A new album surfacing two decades after the Whiles released its debut left the band's members feeling at times reflective. Bolognese spoke of how fleeting life can be, and about the youthful sense of ambition that buoyed him as he first stepped into the Whiles in his early 20s. “At the time, it was like, holy shit, we could be touring internationally. And we have to get this next record done because it’s going to be huge,” said Bolognese. “So, it’s refreshing to approach the recording now with age and maturity and not expecting big things to happen, which, it’s great if they do, but I think we have a different objective now. Or at least I personally do.”

With a new full-length set to land in the near future, the members of the Whiles are also set to dive deeper into the past, sharing plans to re-record their first two albums in sessions helmed by Remley. The reasons for the redo are multifaceted, but anchored in the idea that the musicians hope to capture definitive versions of records that they see as vibrant but also in some ways flawed, with Joe Peppercorn pointing to a handful of the lyrical choices he made on Colors of the Year, as well as the compressed sonics of Sleepers Wake, from 2007, initial tracking for which took place in a cramped attic space, and which even the skilled hand of producer Jon Chinn couldn’t fully rectify in post.

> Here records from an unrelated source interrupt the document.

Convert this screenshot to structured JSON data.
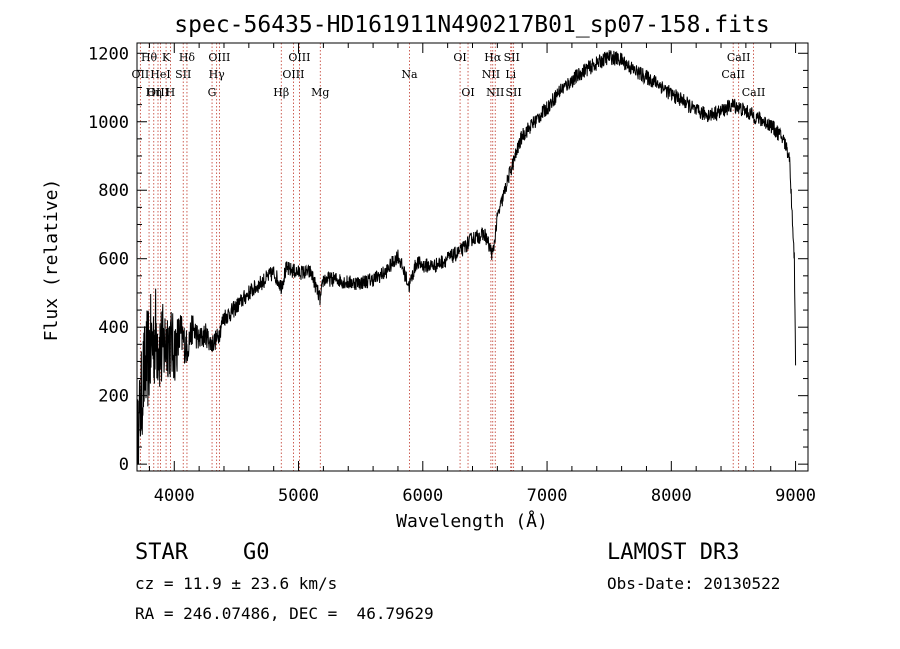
{
  "chart_data": {
    "type": "line",
    "title": "spec-56435-HD161911N490217B01_sp07-158.fits",
    "xlabel": "Wavelength (Å)",
    "ylabel": "Flux (relative)",
    "xlim": [
      3700,
      9100
    ],
    "ylim": [
      -20,
      1230
    ],
    "xticks": [
      4000,
      5000,
      6000,
      7000,
      8000,
      9000
    ],
    "yticks": [
      0,
      200,
      400,
      600,
      800,
      1000,
      1200
    ],
    "minor_x_step": 200,
    "minor_y_step": 50,
    "grid": false,
    "series": [
      {
        "name": "flux",
        "x": [
          3700,
          3750,
          3800,
          3850,
          3900,
          3950,
          4000,
          4050,
          4100,
          4150,
          4200,
          4250,
          4300,
          4350,
          4400,
          4450,
          4500,
          4600,
          4700,
          4800,
          4861,
          4900,
          5000,
          5100,
          5175,
          5200,
          5300,
          5400,
          5500,
          5600,
          5700,
          5800,
          5890,
          5950,
          6000,
          6100,
          6200,
          6300,
          6400,
          6500,
          6563,
          6600,
          6700,
          6800,
          6900,
          7000,
          7100,
          7200,
          7300,
          7400,
          7500,
          7600,
          7700,
          7800,
          7900,
          8000,
          8100,
          8200,
          8300,
          8400,
          8500,
          8600,
          8700,
          8800,
          8900,
          8950,
          8990,
          9000
        ],
        "values": [
          60,
          250,
          330,
          380,
          330,
          370,
          330,
          380,
          340,
          400,
          360,
          380,
          350,
          370,
          430,
          440,
          460,
          500,
          530,
          560,
          520,
          570,
          560,
          560,
          480,
          540,
          540,
          530,
          530,
          540,
          560,
          610,
          520,
          590,
          580,
          580,
          600,
          620,
          660,
          670,
          610,
          720,
          850,
          960,
          1000,
          1040,
          1090,
          1120,
          1150,
          1170,
          1190,
          1180,
          1150,
          1130,
          1110,
          1080,
          1060,
          1030,
          1020,
          1030,
          1050,
          1030,
          1010,
          990,
          950,
          900,
          600,
          300
        ],
        "noise": [
          120,
          150,
          160,
          150,
          140,
          120,
          100,
          70,
          55,
          45,
          40,
          35,
          30,
          30,
          28,
          26,
          25,
          24,
          24,
          24,
          24,
          24,
          22,
          22,
          22,
          22,
          22,
          22,
          22,
          22,
          22,
          22,
          22,
          22,
          22,
          22,
          22,
          22,
          22,
          22,
          22,
          22,
          22,
          22,
          22,
          22,
          22,
          22,
          22,
          22,
          22,
          22,
          22,
          22,
          22,
          22,
          22,
          22,
          22,
          22,
          22,
          22,
          22,
          22,
          22,
          22,
          22,
          22
        ]
      }
    ],
    "line_markers": [
      {
        "name": "Hθ",
        "wavelength": 3797,
        "row": 0
      },
      {
        "name": "OII",
        "wavelength": 3727,
        "row": 1
      },
      {
        "name": "OIII",
        "wavelength": 3869,
        "row": 2
      },
      {
        "name": "K",
        "wavelength": 3934,
        "row": 0
      },
      {
        "name": "HeI",
        "wavelength": 3889,
        "row": 1
      },
      {
        "name": "Hη",
        "wavelength": 3835,
        "row": 2
      },
      {
        "name": "Hδ",
        "wavelength": 4102,
        "row": 0
      },
      {
        "name": "SII",
        "wavelength": 4072,
        "row": 1
      },
      {
        "name": "H",
        "wavelength": 3969,
        "row": 2
      },
      {
        "name": "OIII",
        "wavelength": 4363,
        "row": 0
      },
      {
        "name": "Hγ",
        "wavelength": 4341,
        "row": 1
      },
      {
        "name": "G",
        "wavelength": 4304,
        "row": 2
      },
      {
        "name": "OIII",
        "wavelength": 5007,
        "row": 0
      },
      {
        "name": "OIII",
        "wavelength": 4959,
        "row": 1
      },
      {
        "name": "Hβ",
        "wavelength": 4861,
        "row": 2
      },
      {
        "name": "Mg",
        "wavelength": 5175,
        "row": 2
      },
      {
        "name": "Na",
        "wavelength": 5893,
        "row": 1
      },
      {
        "name": "OI",
        "wavelength": 6300,
        "row": 0
      },
      {
        "name": "OI",
        "wavelength": 6364,
        "row": 2
      },
      {
        "name": "Hα",
        "wavelength": 6563,
        "row": 0
      },
      {
        "name": "SII",
        "wavelength": 6716,
        "row": 0
      },
      {
        "name": "NII",
        "wavelength": 6548,
        "row": 1
      },
      {
        "name": "Li",
        "wavelength": 6708,
        "row": 1
      },
      {
        "name": "NII",
        "wavelength": 6583,
        "row": 2
      },
      {
        "name": "SII",
        "wavelength": 6731,
        "row": 2
      },
      {
        "name": "CaII",
        "wavelength": 8542,
        "row": 0
      },
      {
        "name": "CaII",
        "wavelength": 8498,
        "row": 1
      },
      {
        "name": "CaII",
        "wavelength": 8662,
        "row": 2
      }
    ]
  },
  "info": {
    "object_class": "STAR",
    "subclass": "G0",
    "survey": "LAMOST DR3",
    "redshift": "cz = 11.9 ± 23.6 km/s",
    "obs_date": "Obs-Date: 20130522",
    "coords": "RA = 246.07486, DEC =  46.79629"
  },
  "colors": {
    "line_marker": "#c0392b",
    "spectrum": "#000000"
  }
}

“It’s not going to be dramatic, but there are some pretty cringe lyrics. I was 21 [or] 22, and I was imitating Ryan Adams a lot, and as we’ve learned some 20 years on, Ryan Adams is pretty condescending toward women,” said Peppercorn, who also wants to capture his vocals on a proper studio version of the band’s debut, since he’s now been singing those songs for the nearly two decades that have passed since Prout left the band. “And it wasn’t just [Adams]. I was listening to a lot of country music, and they were always saying ‘little girl’ and ‘sweet little thing.’ And there’s too much of that on the first record, to where it’s almost distracting.”

While some degree of regret naturally accompanies reflections on the past – Peppercorn briefly recalled how difficult things became as relationships between the bandmates atrophied amid music industry-related disagreements and on again, off again conversations with big wig indie-rock managers – the musicians have long since learned to take an appreciative view of the journey.

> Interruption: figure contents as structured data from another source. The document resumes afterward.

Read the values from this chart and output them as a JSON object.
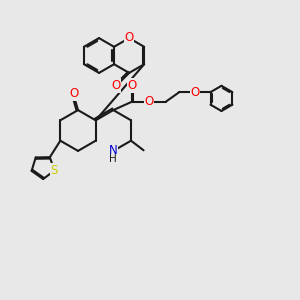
{
  "bg_color": "#e8e8e8",
  "bond_color": "#1a1a1a",
  "bond_width": 1.5,
  "atom_colors": {
    "O": "#ff0000",
    "N": "#0000cd",
    "S": "#cccc00",
    "C": "#1a1a1a"
  },
  "font_size": 8.5,
  "fig_width": 3.0,
  "fig_height": 3.0,
  "dpi": 100
}
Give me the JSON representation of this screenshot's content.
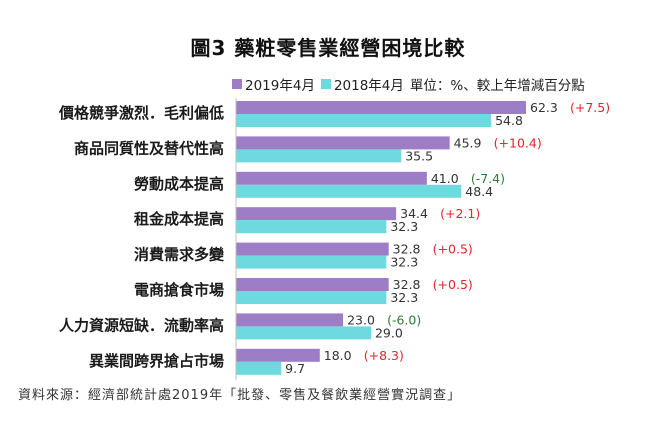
{
  "chart_data": {
    "type": "bar",
    "orientation": "horizontal",
    "title": "圖3  藥粧零售業經營困境比較",
    "unit_note": "單位：%、較上年增減百分點",
    "categories": [
      "價格競爭激烈．毛利偏低",
      "商品同質性及替代性高",
      "勞動成本提高",
      "租金成本提高",
      "消費需求多變",
      "電商搶食市場",
      "人力資源短缺．流動率高",
      "異業間跨界搶占市場"
    ],
    "series": [
      {
        "name": "2019年4月",
        "color": "#9d7dc5",
        "values": [
          62.3,
          45.9,
          41.0,
          34.4,
          32.8,
          32.8,
          23.0,
          18.0
        ],
        "value_labels": [
          "62.3",
          "45.9",
          "41.0",
          "34.4",
          "32.8",
          "32.8",
          "23.0",
          "18.0"
        ],
        "changes": [
          "(+7.5)",
          "(+10.4)",
          "(-7.4)",
          "(+2.1)",
          "(+0.5)",
          "(+0.5)",
          "(-6.0)",
          "(+8.3)"
        ]
      },
      {
        "name": "2018年4月",
        "color": "#6ed9de",
        "values": [
          54.8,
          35.5,
          48.4,
          32.3,
          32.3,
          32.3,
          29.0,
          9.7
        ],
        "value_labels": [
          "54.8",
          "35.5",
          "48.4",
          "32.3",
          "32.3",
          "32.3",
          "29.0",
          "9.7"
        ]
      }
    ],
    "change_colors": {
      "positive": "#e0262b",
      "negative": "#2e7d32"
    },
    "xlim": [
      0,
      62.3
    ],
    "grid": false,
    "legend_position": "top"
  },
  "source_note": "資料來源：經濟部統計處2019年「批發、零售及餐飲業經營實況調查」"
}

“We had so much success on that first record, and then it all imploded. And that was jarring at the time, but now I look back and it’s like that’s how things had to play out,” Peppercorn said. “Sure, when we weren’t playing, things could get tough. But anytime we got together and played, everything made sense. … There’s something about playing music with people for a long time. Jake’s been in the band for 15 years, and Matt’s been in the band for over 20 years. And it’s just a really special thing. I can go and play with other great musicians, but that chemistry and history and everything is here. … And that’s the way it still is. I’m 43 and my kids are upstairs, and it seems silly, but this feels important. It feels really important every time we play. It’s like, oh, this matters.”

Correction: The article initially stated the members of the Whiles would re-record their first two albums alongside Steve Albini. The band is actually self-recording new versions of both records this year, with Albini helming a new record slated for release in 2025. Matter News regrets the error.